Por acórdão de 16 de Dezembro de 2005, o Tribunal da Relação de Évora indeferiu
a nulidade, por considerar, em síntese, que a alegada falta de notificação do
defensor do arguido para a audiência de julgamento constituía mera
irregularidade que deveria ter sido invocada pelo interessado nos termos do
artigo 123° do Código do Processo Penal (CPP), acrescentando ainda que o poder
jurisdicional da Relação se encontrava esgotado quanto à matéria do recurso, nos
termos do artigo 666º, n.º 1, do Código de Proceso Civil.
A. recorreu então para o Tribunal Constitucional, ao abrigo da alínea b) do n.°
1 do art.º 70º da Lei n.º 28/82, de 15 de Novembro, declarando pretender ver
apreciada a inconstitucionalidade das normas dos artigos 61.º, n.º 1, alínea d),
63.º, n.º 1, 64.º, n.º 1, alínea d), 66.º, n.° 1, 119.º, n.º 1, alínea c),
122.º, 410.º e 426.º todos do Código de Processo Penal, com a interpretação com
que foi aplicada na decisão recorrida, por tais normas violarem os artigos 13.º,
20º e 32.º, n.° 1, 2 e 3, da Constituição.
Por decisão sumária proferida ao abrigo do artigo 78º-A da LTC, entendeu-se ser
de não tomar conhecimento do recurso com os seguintes fundamentos:
Tendo o presente recurso de constitucionalidade sido interposto ao abrigo da
alínea b) do n.º 1 do artigo 70º da Lei do Tribunal Constitucional, constitui
seu pressuposto processual a suscitação, perante o tribunal recorrido e de modo
processualmente adequado, da questão da inconstitucionalidade da norma ou
interpretação normativa cuja conformidade constitucional se pretende que o
Tribunal Constitucional aprecie (cfr., ainda, o artigo 72º, n.º 2, da Lei do
Tribunal Constitucional).
Este pressuposto processual não se encontra, no presente caso, preenchido, pois
que perante o tribunal recorrido limitou-se o recorrente a censurar, sob o ponto
de vista da sua constitucionalidade, uma determinada interpretação de certos
preceitos do Código de Processo Penal, sem todavia explicitar qual era essa
interpretação, isto é, sem identificar o respectivo conteúdo.
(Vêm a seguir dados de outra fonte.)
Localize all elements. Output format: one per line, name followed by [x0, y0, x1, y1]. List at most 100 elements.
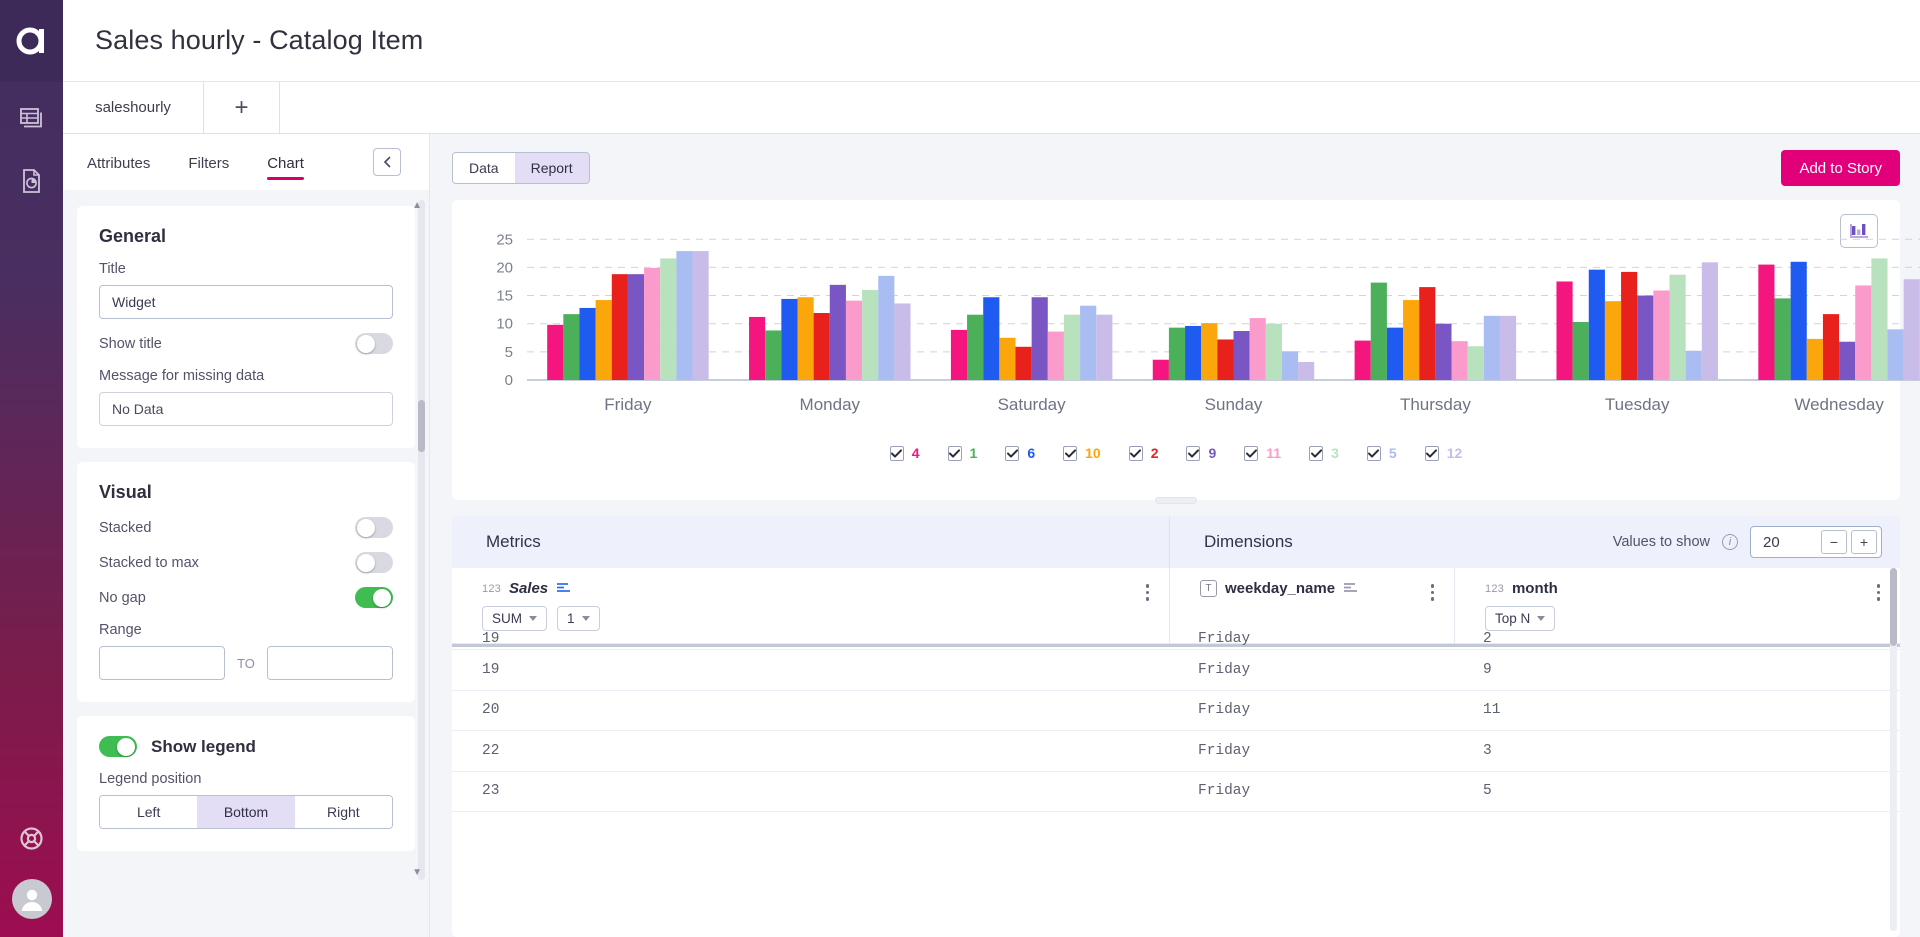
dimension1-field-title: T weekday_name — [1200, 580, 1438, 597]
legend-label: 11 — [1266, 445, 1281, 461]
table-cell-2: Friday — [1170, 783, 1455, 799]
tab-filters-label: Filters — [188, 155, 229, 172]
legend-position-right[interactable]: Right — [295, 796, 392, 828]
svg-text:0: 0 — [505, 372, 513, 389]
svg-text:Monday: Monday — [800, 395, 861, 414]
range-from-input[interactable] — [99, 646, 225, 680]
increment-button[interactable]: + — [1851, 530, 1877, 554]
stacked-to-max-toggle[interactable] — [355, 552, 393, 573]
add-tab-button[interactable]: + — [203, 82, 280, 133]
document-tab-saleshourly[interactable]: saleshourly — [63, 82, 203, 133]
no-gap-toggle[interactable] — [355, 587, 393, 608]
sort-icon[interactable] — [556, 580, 572, 597]
datasets-icon[interactable] — [17, 104, 47, 134]
title-label: Title — [99, 261, 393, 277]
brand-logo-icon[interactable] — [0, 0, 63, 82]
content-area: Data Report Add to Story 0 5 10 1 — [430, 134, 1920, 937]
show-title-toggle[interactable] — [355, 333, 393, 354]
help-icon[interactable] — [17, 823, 47, 853]
settings-scroll-area[interactable]: General Title Show title Message for mis… — [63, 190, 429, 937]
legend-position-segmented: Left Bottom Right — [99, 795, 393, 829]
tab-data[interactable]: Data — [453, 153, 515, 183]
data-rows: 19Friday219Friday920Friday1122Friday323F… — [452, 628, 1900, 812]
missing-data-input[interactable] — [99, 392, 393, 426]
legend-item[interactable]: 1 — [948, 445, 978, 461]
table-row[interactable]: 22Friday3 — [452, 731, 1900, 772]
tab-report[interactable]: Report — [515, 153, 589, 183]
tab-filters[interactable]: Filters — [188, 139, 229, 186]
decimals-value: 1 — [567, 611, 575, 626]
chart-card: 0510152025FridayMondaySaturdaySundayThur… — [452, 200, 1900, 500]
table-cell-1: 19 — [452, 662, 1170, 678]
title-input[interactable] — [99, 285, 393, 319]
bar-chart-svg: 0510152025FridayMondaySaturdaySundayThur… — [452, 200, 1920, 430]
tab-attributes[interactable]: Attributes — [87, 139, 150, 186]
legend-item[interactable]: 10 — [1063, 445, 1101, 461]
range-label: Range — [99, 622, 393, 638]
legend-item[interactable]: 5 — [1367, 445, 1397, 461]
decrement-button[interactable]: − — [1821, 530, 1847, 554]
dimension2-more-menu[interactable] — [1877, 584, 1881, 601]
legend-checkbox[interactable] — [1425, 446, 1439, 461]
settings-scrollbar[interactable]: ▲ ▼ — [418, 200, 425, 880]
body: Attributes Filters Chart General — [63, 134, 1920, 937]
table-scrollbar[interactable] — [1890, 568, 1897, 931]
legend-checkbox[interactable] — [1129, 446, 1143, 461]
chevron-left-icon[interactable] — [373, 148, 401, 176]
legend-item[interactable]: 12 — [1425, 445, 1463, 461]
legend-item[interactable]: 3 — [1309, 445, 1339, 461]
fields-table-header: Metrics Dimensions Values to show i 20 −… — [452, 516, 1900, 568]
table-row[interactable]: 20Friday11 — [452, 691, 1900, 732]
legend-item[interactable]: 11 — [1244, 445, 1281, 461]
table-cell-1: 23 — [452, 783, 1170, 799]
dimension2-field-name: month — [1512, 580, 1558, 597]
legend-checkbox[interactable] — [1063, 446, 1077, 461]
legend-checkbox[interactable] — [1244, 446, 1258, 461]
legend-checkbox[interactable] — [1186, 446, 1200, 461]
sort-icon[interactable] — [1343, 580, 1359, 597]
legend-checkbox[interactable] — [1367, 446, 1381, 461]
legend-checkbox[interactable] — [1005, 446, 1019, 461]
table-row[interactable]: 23Friday5 — [452, 772, 1900, 813]
add-to-story-button[interactable]: Add to Story — [1781, 150, 1900, 186]
legend-position-left[interactable]: Left — [100, 796, 197, 828]
stacked-toggle[interactable] — [355, 517, 393, 538]
legend-checkbox[interactable] — [890, 446, 904, 461]
table-cell-2: Friday — [1170, 743, 1455, 759]
values-to-show-stepper[interactable]: 20 − + — [1750, 526, 1882, 558]
legend-checkbox[interactable] — [1309, 446, 1323, 461]
legend-item[interactable]: 9 — [1186, 445, 1216, 461]
topn-value: Top N — [1495, 611, 1530, 626]
info-icon[interactable]: i — [1722, 534, 1738, 550]
dimension1-more-menu[interactable] — [1431, 584, 1435, 601]
visual-card: Visual Stacked Stacked to max No gap — [77, 462, 415, 702]
table-row[interactable]: 19Friday2 — [452, 628, 1900, 650]
table-cell-3: 5 — [1455, 783, 1900, 799]
legend-position-bottom[interactable]: Bottom — [197, 796, 294, 828]
stacked-to-max-label: Stacked to max — [99, 555, 199, 571]
dimension2-field-title: 123 month — [1485, 580, 1884, 597]
scroll-up-icon[interactable]: ▲ — [412, 200, 422, 211]
legend-item[interactable]: 2 — [1129, 445, 1159, 461]
metric-more-menu[interactable] — [1146, 584, 1150, 601]
tabstrip-filler — [280, 82, 1920, 133]
user-avatar[interactable] — [12, 879, 52, 919]
legend-checkbox[interactable] — [948, 446, 962, 461]
metric-field-title: 123 Sales — [482, 580, 1153, 597]
show-legend-row: Show legend — [99, 736, 393, 757]
stacked-label: Stacked — [99, 520, 151, 536]
legend-item[interactable]: 6 — [1005, 445, 1035, 461]
tab-chart[interactable]: Chart — [267, 139, 304, 186]
show-legend-toggle[interactable] — [99, 736, 137, 757]
values-to-show-value[interactable]: 20 — [1763, 534, 1821, 551]
table-row[interactable]: 19Friday9 — [452, 650, 1900, 691]
reports-icon[interactable] — [17, 166, 47, 196]
range-to-input[interactable] — [267, 646, 393, 680]
chart-resize-grip[interactable] — [1155, 497, 1197, 504]
legend-item[interactable]: 4 — [890, 445, 920, 461]
svg-text:Friday: Friday — [604, 395, 652, 414]
content-toolbar: Data Report Add to Story — [452, 150, 1900, 186]
scroll-down-icon[interactable]: ▼ — [412, 867, 422, 878]
visual-heading: Visual — [99, 482, 393, 503]
svg-text:Thursday: Thursday — [1400, 395, 1471, 414]
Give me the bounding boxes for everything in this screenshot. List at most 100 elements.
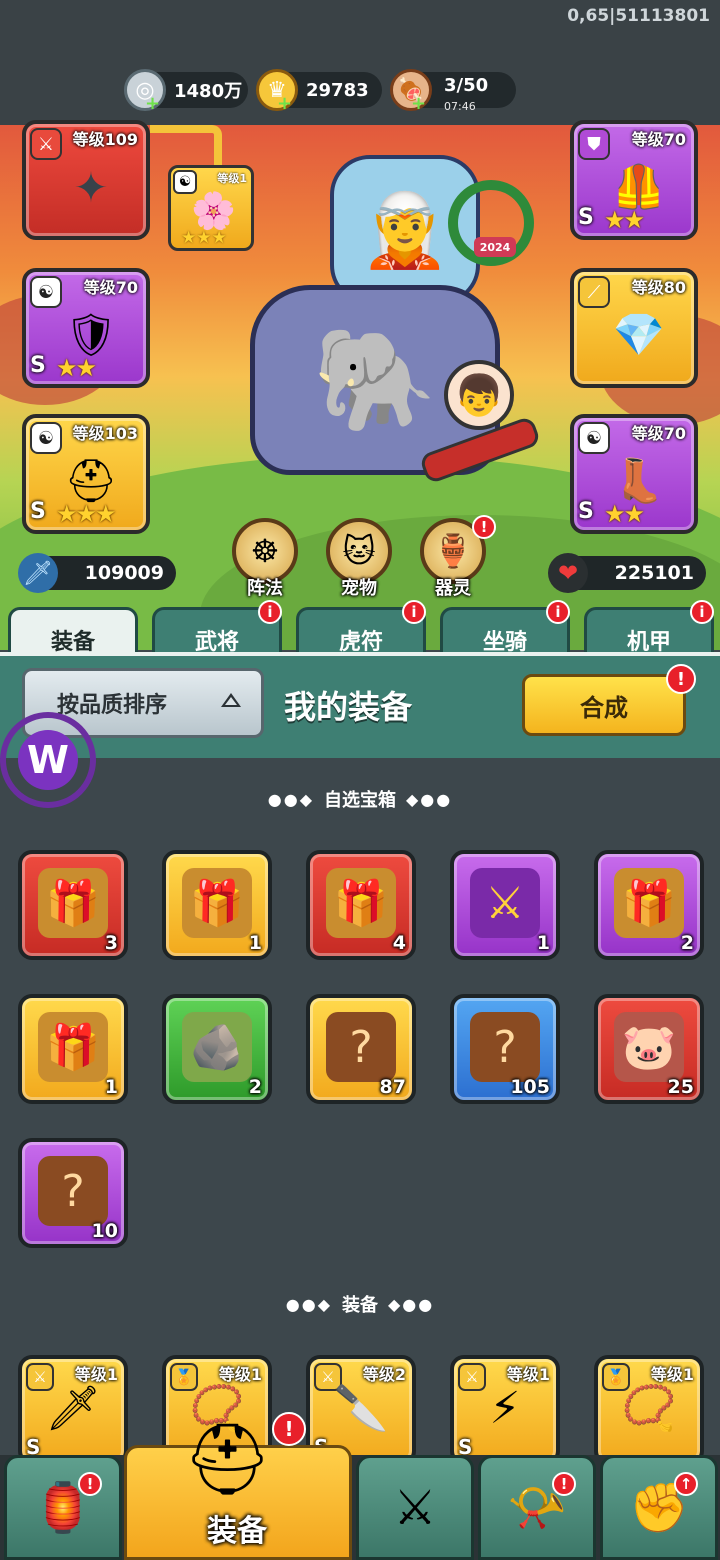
slot-grade: S [578,205,594,230]
year-badge: 2024 [474,237,516,257]
silver-coin-icon: ◎ + [124,69,166,114]
tab-equipment[interactable]: 装备 [8,607,138,655]
equip-section-title: 装备 [342,1295,378,1316]
shuriken-icon: ✦ [73,162,109,212]
treasure-chest-icon: 🎁 [326,868,396,938]
equip-item[interactable]: 🏅 等级1 📿 [594,1355,704,1465]
nav-alert-badge: ! [552,1472,576,1496]
spirit-label: 器灵 [435,578,471,599]
slot-level: 等级80 [631,278,686,297]
treasure-chest-icon: 🎁 [182,868,252,938]
slot-stars: ★★★ [56,500,117,528]
equip-section-header: ●●◆ 装备 ◆●● [0,1291,720,1317]
gold-ingot-icon: ♛ + [256,69,298,114]
equip-slot-boots[interactable]: ☯ 等级70 👢 S ★★ [570,414,698,534]
synthesize-label: 合成 [580,693,628,722]
panel-title: 我的装备 [284,688,413,726]
crossed-swords-icon: ⚔ [393,1479,437,1536]
silver-resource[interactable]: ◎ + 1480万 [124,69,248,114]
chest-item[interactable]: 🎁 3 [18,850,128,960]
equip-item[interactable]: ⚔ 等级1 ⚡ S [450,1355,560,1465]
slot-grade: S [578,499,594,524]
server-id-label: 0,65|51113801 [567,6,710,26]
dots-decoration: ◆●● [388,1294,435,1314]
scimitar-icon: 🔪 [333,1383,389,1434]
upgrade-arrow-badge: ↑ [674,1472,698,1496]
mystery-chest-icon: ? [326,1012,396,1082]
chest-item[interactable]: ⚔ 1 [450,850,560,960]
equip-item[interactable]: ⚔ 等级1 🗡 S [18,1355,128,1465]
chest-item[interactable]: 🐷 25 [594,994,704,1104]
material-pile-icon: 🪨 [182,1012,252,1082]
heart-icon: ❤ [548,553,588,593]
slot-grade: S [30,353,46,378]
slot-level: 等级70 [631,130,686,149]
item-count: 1 [536,932,550,954]
nav-horn-button[interactable]: 📯 [478,1455,596,1560]
necklace-icon: 🌸 [191,191,236,232]
slot-level: 等级70 [631,424,686,443]
stamina-value: 3/50 [444,74,489,96]
item-count: 105 [510,1076,550,1098]
chest-item[interactable]: 🎁 4 [306,850,416,960]
chest-item[interactable]: 🎁 1 [18,994,128,1104]
gold-resource[interactable]: ♛ + 29783 [256,69,382,114]
tab-badge: i [546,600,570,624]
ice-sword-icon: 🗡 [45,1383,101,1434]
tab-badge: i [258,600,282,624]
equip-slot-helmet[interactable]: ☯ 等级103 ⛑ S ★★★ [22,414,150,534]
shield-chest-icon: ⚔ [470,868,540,938]
sword-power-icon: 🗡 [18,553,58,593]
nav-equipment-button[interactable]: ⛑ 装备 [124,1418,352,1560]
small-equip-slot[interactable]: ☯ 等级1 🌸 ★★★ [168,165,254,251]
item-count: 10 [91,1220,118,1242]
health-power-value: 225101 [614,562,694,584]
slot-stars: ★★★ [181,228,227,248]
triangle-up-icon [221,693,241,707]
nav-alert-badge: ! [272,1412,306,1446]
nav-battle-button[interactable]: ⚔ [356,1455,474,1560]
dots-decoration: ●●◆ [285,1294,332,1314]
chest-item[interactable]: 🎁 1 [162,850,272,960]
stamina-resource[interactable]: 🍖 + 3/50 07:46 [390,69,516,114]
slot-stars: ★★ [604,500,645,528]
gold-value: 29783 [306,79,369,101]
chest-item[interactable]: ? 87 [306,994,416,1104]
item-count: 87 [379,1076,406,1098]
slot-level: 等级103 [72,424,138,443]
chest-item[interactable]: ? 105 [450,994,560,1104]
slot-stars: ★★ [604,206,645,234]
meat-stamina-icon: 🍖 + [390,69,432,114]
item-count: 2 [248,1076,262,1098]
chest-section-header: ●●◆ 自选宝箱 ◆●● [0,786,720,812]
item-count: 2 [680,932,694,954]
equip-slot-bracer[interactable]: ⟋ 等级80 💎 [570,268,698,388]
chest-item[interactable]: 🎁 2 [594,850,704,960]
yin-yang-icon: ☯ [578,422,610,454]
item-count: 1 [248,932,262,954]
equip-slot-armor[interactable]: ☯ 等级70 🛡 S ★★ [22,268,150,388]
synthesize-button[interactable]: 合成 [522,674,686,736]
slot-grade: S [30,499,46,524]
treasure-chest-icon: 🎁 [38,868,108,938]
nav-upgrade-button[interactable]: ✊ [600,1455,718,1560]
tab-badge: i [402,600,426,624]
formation-icon: ☸ [250,532,280,570]
key-connector-decoration [150,125,222,165]
equip-slot-chest[interactable]: ⛊ 等级70 🦺 S ★★ [570,120,698,240]
pet-label: 宠物 [341,578,377,599]
equip-slot-weapon[interactable]: ⚔ 等级109 ✦ [22,120,150,240]
slot-level: 等级1 [217,172,247,185]
treasure-chest-icon: 🎁 [38,1012,108,1082]
chest-item[interactable]: 🪨 2 [162,994,272,1104]
item-count: 1 [104,1076,118,1098]
lightning-sword-icon: ⚡ [489,1382,521,1434]
tab-badge: i [690,600,714,624]
dots-decoration: ●●◆ [267,789,314,809]
yin-yang-icon: ☯ [30,422,62,454]
formation-label: 阵法 [247,578,283,599]
chest-item[interactable]: ? 10 [18,1138,128,1248]
item-count: 3 [104,932,118,954]
nav-shop-button[interactable]: 🏮 [4,1455,122,1560]
item-count: 4 [392,932,406,954]
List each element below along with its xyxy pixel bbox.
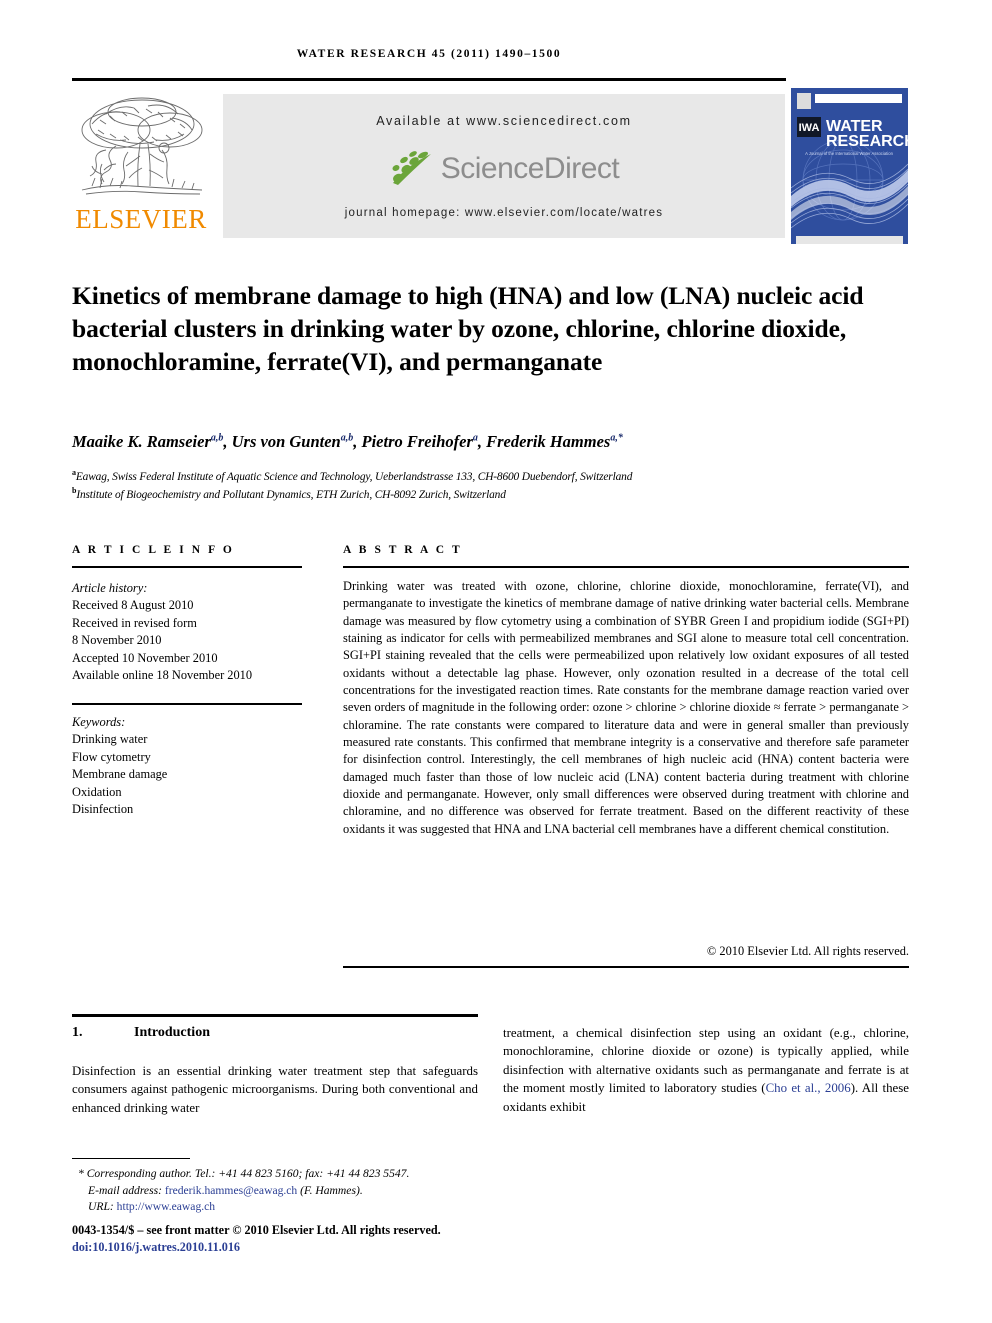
front-matter-text: 0043-1354/$ – see front matter © 2010 El… (72, 1223, 441, 1237)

Não suscitou assim o recorrente, perante esse tribunal, qualquer questão de
inconstitucionalidade de modo processualmente adequado, o que significa que não
pode conhecer-se do objecto do presente recurso, por falta de cumprimento do
ónus de suscitação a que se referem os artigos 70º, n.º 1, alínea b), e 72º, n.º
2, da Lei do Tribunal Constitucional.
A isto acresce que a decisão recorrida se limitou a aplicar a norma do artigo
123º do Código de Processo Penal e a do artigo 666º, n.º 1, do Código de
Processo Civil (ex vi do artigo 4º do Código de Processo Penal) e são outros os
preceitos legais que o recorrente identifica no requerimento de interposição do
recurso de constitucionalidade.
Ora, constituindo também pressuposto processual do presente recurso a aplicação,
na decisão recorrida, das normas que o recorrente submete à apreciação do
Tribunal Constitucional (cfr. o artigo 70º, n.º 1, alínea b), da Lei do Tribunal
Constitucional), conclui-se que, igualmente por este motivo, não é possível
conhecer do recurso.
É contra esta decisão que vem deduzida reclamação para a conferência, em que o
recorrente, reproduzindo tudo quanto consta da peça processual pela qual arguiu
a nulidade de sentença, e que foi já transcrito na decisão sumária, alega o
seguinte:
Por conseguinte, quando o arguido alega, que:
»Nos termos do n.° 1 do artigo 119º do Código de Processo Penal, constituem
nulidades insanáveis, que devem ser oficiosamente declaradas em qualquer fase do
processo, a ausência do arguido ou do seu defensor, nos casos em que a lei
exigir a respectiva comparência.
«Por força do art.° 64°. n.° 1. alínea b) é obrigatória a assistência do
defensor na audiência de julgamento.
«Logo. ao realizar-se a audiência de julgamento em 21/10/2002, sem a presença do
defensor do arguido. Dr. Luís Pontes, porque obrigatória, cometeu-se a nulidade
prevista na alínea c) do n.° 1 do artigo 119.° do CPP. Segundo José da Costa
Pimenta, Código de Processo Penal. Anotado. 2ª edição. pág. 217: 0 que constitui
nulidade absoluta (ou insanável) é a sua falta de comparência, quando
obrigatória (artigo 119.º al. c) — o que pressupõe, no rigor dos princípios, que
o defensor já esteja constituído ou nomeado e haja sido convocado para o acto,
ou o devesse ter sido “.
«O direito à escolha de defensor, a ser por ele assistido em todos os actos do
processo e a comunicar, mesmo em privado, com ele, encontra-se estabelecido nos
artigos 32°, n.° 2 da CRP e 61.º als. d) e e) do CPP.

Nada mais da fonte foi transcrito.